Speaker:Hanyuan Hang (Renmin University of China)

Time:2019-04-08 14:00-15:00

Venue:Room 1304, Sciences Building No. 1

个人简历:2002年考入武汉大学,2003年交换去德国斯图加特大学(Universität Stuttgart),2015年获得斯图加特大学统计学博士学位,研究方向为统计学习理论(Statistical Learning Theory),同年赴比利时鲁汶大(Katholieke Universiteit Leuven)电子工程系从事博士后研究,做统计机器学习方向,主要是支持向量机(Support Vector Machines)的研究。2017年加入中国人民大学统计与大数据研究院从事机器学习相关的科研和教学工作。
 
目前主要的研究方向:统计机器学习算法,包括支持向量机(Support Vector Machines),随机森林(Random Forest),深度学习(Deep Learning)的理论及其在各个领域的应用。
 
Abstract: In this talk, we present a brand new nonparametric density estimation strategy named the best-scored random forest density estimation whose effectiveness is supported by both solid theoretical analysis and significant experimental performance.
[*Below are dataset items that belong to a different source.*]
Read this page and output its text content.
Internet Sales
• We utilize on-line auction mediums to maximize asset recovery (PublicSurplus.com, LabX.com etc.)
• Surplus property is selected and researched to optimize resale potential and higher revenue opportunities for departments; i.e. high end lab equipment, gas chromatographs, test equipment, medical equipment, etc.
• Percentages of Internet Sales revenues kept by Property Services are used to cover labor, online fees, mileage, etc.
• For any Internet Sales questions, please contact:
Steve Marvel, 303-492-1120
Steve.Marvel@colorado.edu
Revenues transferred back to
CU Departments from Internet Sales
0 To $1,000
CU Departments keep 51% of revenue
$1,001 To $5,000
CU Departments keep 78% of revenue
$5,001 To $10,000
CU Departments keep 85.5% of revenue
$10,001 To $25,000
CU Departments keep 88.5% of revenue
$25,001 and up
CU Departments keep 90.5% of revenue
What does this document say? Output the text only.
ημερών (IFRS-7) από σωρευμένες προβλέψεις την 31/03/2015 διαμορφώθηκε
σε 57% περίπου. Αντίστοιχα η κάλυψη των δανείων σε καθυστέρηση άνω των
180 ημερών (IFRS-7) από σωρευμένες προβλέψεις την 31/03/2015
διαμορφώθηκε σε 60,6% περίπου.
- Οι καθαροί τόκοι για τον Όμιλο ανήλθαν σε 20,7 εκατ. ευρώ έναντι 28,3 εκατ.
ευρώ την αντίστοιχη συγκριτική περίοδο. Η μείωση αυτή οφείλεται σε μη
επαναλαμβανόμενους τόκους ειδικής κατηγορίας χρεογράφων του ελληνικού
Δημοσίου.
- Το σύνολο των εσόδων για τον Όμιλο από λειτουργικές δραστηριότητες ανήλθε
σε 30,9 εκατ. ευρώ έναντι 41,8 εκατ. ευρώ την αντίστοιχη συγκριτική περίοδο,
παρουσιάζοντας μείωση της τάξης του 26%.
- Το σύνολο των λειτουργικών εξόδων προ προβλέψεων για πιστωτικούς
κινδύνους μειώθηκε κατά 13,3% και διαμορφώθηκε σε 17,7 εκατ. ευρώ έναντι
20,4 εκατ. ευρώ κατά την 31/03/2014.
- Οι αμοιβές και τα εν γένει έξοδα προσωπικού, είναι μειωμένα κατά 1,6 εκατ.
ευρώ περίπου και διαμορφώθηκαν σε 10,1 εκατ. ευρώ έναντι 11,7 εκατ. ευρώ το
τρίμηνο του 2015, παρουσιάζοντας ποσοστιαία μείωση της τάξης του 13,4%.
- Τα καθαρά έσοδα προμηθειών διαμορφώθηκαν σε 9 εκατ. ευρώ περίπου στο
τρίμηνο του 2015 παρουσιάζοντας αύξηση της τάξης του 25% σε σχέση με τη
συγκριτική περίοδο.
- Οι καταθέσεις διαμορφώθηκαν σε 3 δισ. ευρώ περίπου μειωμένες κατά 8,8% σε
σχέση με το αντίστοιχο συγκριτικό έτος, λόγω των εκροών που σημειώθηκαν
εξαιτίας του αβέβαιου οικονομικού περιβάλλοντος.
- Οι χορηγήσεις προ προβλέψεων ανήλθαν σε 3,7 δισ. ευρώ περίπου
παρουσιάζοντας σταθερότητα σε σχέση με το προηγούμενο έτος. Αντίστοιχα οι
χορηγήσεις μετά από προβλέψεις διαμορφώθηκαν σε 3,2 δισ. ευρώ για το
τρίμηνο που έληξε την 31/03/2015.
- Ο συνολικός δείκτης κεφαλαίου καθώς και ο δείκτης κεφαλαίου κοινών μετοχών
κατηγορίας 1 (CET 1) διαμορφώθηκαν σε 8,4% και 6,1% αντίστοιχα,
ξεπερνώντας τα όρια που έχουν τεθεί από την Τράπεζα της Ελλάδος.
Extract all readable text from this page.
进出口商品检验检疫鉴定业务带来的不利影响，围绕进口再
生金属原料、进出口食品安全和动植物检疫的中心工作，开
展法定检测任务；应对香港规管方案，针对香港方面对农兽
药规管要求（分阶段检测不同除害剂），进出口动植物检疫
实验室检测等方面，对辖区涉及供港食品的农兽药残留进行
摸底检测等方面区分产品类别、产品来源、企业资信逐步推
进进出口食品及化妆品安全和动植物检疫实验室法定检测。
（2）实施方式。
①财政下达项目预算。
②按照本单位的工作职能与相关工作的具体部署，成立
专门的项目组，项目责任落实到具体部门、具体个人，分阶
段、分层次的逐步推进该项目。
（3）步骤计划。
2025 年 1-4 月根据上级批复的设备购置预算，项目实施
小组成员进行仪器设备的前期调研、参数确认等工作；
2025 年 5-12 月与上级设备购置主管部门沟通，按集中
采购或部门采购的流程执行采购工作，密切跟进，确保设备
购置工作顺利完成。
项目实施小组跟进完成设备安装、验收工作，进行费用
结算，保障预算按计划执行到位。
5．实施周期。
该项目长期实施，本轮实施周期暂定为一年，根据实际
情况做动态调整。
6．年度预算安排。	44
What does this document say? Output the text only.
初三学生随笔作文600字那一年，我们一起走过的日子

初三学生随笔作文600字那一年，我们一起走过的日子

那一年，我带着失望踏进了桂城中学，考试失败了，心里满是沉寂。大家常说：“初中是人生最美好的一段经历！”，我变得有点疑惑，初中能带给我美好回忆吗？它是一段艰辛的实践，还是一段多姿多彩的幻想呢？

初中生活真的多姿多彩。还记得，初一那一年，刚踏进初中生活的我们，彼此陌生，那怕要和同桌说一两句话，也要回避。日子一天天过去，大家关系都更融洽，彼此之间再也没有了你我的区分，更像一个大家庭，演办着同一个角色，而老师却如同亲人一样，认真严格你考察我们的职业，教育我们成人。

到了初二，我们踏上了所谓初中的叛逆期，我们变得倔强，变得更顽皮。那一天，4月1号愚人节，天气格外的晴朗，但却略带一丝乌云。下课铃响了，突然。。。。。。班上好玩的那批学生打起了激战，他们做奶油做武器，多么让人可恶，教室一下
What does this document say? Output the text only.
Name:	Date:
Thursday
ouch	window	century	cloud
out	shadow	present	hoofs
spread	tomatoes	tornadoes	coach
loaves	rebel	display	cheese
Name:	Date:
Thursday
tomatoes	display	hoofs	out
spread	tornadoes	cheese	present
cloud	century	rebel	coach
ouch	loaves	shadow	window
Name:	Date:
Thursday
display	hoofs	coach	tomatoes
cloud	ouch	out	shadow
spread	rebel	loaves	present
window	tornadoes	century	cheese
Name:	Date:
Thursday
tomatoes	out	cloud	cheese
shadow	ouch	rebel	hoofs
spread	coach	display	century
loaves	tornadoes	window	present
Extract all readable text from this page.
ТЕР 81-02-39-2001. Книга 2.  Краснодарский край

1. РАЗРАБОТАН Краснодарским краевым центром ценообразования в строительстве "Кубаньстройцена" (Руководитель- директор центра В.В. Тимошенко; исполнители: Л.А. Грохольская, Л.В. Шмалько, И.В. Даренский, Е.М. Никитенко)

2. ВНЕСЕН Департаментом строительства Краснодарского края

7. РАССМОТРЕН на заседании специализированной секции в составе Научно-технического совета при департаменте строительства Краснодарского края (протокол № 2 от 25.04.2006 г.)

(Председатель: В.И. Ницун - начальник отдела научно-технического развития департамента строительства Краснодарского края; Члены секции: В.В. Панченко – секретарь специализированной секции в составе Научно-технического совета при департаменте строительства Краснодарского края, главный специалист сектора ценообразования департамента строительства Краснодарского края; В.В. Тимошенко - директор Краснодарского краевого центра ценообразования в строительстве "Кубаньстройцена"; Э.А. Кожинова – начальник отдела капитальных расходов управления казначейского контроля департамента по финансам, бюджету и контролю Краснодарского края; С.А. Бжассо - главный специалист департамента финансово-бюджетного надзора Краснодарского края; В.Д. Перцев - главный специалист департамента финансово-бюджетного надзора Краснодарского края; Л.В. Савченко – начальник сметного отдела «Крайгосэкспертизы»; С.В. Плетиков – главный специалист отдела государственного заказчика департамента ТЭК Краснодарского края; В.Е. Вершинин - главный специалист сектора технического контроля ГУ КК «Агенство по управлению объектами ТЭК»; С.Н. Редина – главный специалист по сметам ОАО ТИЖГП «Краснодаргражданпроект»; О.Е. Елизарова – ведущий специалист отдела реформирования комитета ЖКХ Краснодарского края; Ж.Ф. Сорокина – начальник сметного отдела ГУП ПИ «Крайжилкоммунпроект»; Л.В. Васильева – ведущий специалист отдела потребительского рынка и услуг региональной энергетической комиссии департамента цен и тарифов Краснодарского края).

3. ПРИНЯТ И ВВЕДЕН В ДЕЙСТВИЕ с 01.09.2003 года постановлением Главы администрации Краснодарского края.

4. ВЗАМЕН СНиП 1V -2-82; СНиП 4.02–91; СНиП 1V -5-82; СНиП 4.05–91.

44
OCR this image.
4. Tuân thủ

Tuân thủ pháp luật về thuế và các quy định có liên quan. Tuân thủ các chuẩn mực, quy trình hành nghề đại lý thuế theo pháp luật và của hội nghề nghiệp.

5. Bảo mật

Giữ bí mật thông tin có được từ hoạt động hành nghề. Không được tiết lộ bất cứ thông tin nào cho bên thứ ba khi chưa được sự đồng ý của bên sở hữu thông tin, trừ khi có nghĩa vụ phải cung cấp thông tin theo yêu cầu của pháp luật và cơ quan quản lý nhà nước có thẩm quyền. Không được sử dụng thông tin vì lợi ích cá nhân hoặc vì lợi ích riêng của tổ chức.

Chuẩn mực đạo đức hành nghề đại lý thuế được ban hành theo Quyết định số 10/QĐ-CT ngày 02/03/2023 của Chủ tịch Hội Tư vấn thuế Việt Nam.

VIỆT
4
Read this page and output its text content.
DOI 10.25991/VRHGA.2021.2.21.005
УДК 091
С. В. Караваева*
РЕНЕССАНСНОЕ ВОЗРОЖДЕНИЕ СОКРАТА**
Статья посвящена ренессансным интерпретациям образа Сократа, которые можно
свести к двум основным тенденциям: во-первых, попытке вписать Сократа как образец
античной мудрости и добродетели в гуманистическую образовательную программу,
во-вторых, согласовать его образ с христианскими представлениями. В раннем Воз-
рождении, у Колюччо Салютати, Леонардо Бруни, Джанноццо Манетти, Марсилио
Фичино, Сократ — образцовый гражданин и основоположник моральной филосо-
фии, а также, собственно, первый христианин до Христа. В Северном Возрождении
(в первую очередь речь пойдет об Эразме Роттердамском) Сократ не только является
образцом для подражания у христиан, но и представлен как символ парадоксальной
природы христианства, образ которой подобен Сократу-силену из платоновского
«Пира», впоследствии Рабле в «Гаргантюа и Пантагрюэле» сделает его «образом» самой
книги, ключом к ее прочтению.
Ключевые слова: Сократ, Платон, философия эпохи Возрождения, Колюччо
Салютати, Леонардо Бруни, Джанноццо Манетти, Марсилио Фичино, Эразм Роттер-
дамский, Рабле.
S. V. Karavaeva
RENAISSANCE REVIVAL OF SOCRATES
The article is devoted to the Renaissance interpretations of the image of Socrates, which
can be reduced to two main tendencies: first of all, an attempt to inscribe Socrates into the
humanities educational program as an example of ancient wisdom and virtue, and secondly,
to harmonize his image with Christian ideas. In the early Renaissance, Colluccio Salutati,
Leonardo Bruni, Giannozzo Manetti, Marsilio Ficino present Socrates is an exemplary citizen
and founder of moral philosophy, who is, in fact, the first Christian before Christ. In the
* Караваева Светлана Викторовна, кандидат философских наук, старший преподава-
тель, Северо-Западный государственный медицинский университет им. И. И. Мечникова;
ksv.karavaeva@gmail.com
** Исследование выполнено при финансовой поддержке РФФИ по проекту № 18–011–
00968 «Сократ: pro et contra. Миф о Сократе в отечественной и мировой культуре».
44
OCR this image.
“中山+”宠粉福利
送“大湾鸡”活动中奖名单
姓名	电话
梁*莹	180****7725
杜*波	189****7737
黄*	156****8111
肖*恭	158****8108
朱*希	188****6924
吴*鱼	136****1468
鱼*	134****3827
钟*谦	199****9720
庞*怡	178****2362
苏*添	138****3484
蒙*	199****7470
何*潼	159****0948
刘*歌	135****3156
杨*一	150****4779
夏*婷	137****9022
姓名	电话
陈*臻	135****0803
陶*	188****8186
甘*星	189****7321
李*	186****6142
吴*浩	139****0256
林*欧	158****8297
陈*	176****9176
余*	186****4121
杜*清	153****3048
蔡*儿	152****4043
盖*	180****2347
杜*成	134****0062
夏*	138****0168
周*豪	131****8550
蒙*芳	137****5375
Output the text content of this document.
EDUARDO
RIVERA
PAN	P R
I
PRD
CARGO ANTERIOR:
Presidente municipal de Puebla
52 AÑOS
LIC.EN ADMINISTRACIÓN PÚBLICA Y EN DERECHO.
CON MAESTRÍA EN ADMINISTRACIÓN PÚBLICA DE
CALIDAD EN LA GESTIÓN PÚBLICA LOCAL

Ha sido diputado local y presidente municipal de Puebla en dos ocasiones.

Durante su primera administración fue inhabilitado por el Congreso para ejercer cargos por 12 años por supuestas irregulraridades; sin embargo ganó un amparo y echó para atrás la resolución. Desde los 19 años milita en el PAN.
The terminology bestscored stands for selecting one density tree with the best estimation performance out of a certain number of purely random density tree candidates and we then name the selected one the best-scored random density tree. In this manner, the ensemble of these selected trees that is the best-scored random density forest can achieve even better estimation results than simply integrating trees without selection. From the theoretical perspective, by decomposing the error term into two, we are able to carry out the following analysis: First of all, we establish the consistency of the best-scored random density trees under L1-norm. Secondly, we provide the convergence rates of them under L1-norm concerning with three different tail assumptions, respectively. Thirdly, the convergence rates under L∞-norm is presented. Last but not least, we also achieve the above convergence rates analysis for the best-scored random density forest. When conducting comparative experiments with other state-of-the-art density estimation approaches on both synthetic and real data sets, it turns out that our algorithm has not only significant advantages in terms of estimation accuracy over other methods, but also stronger resistance to the curse of dimensionality.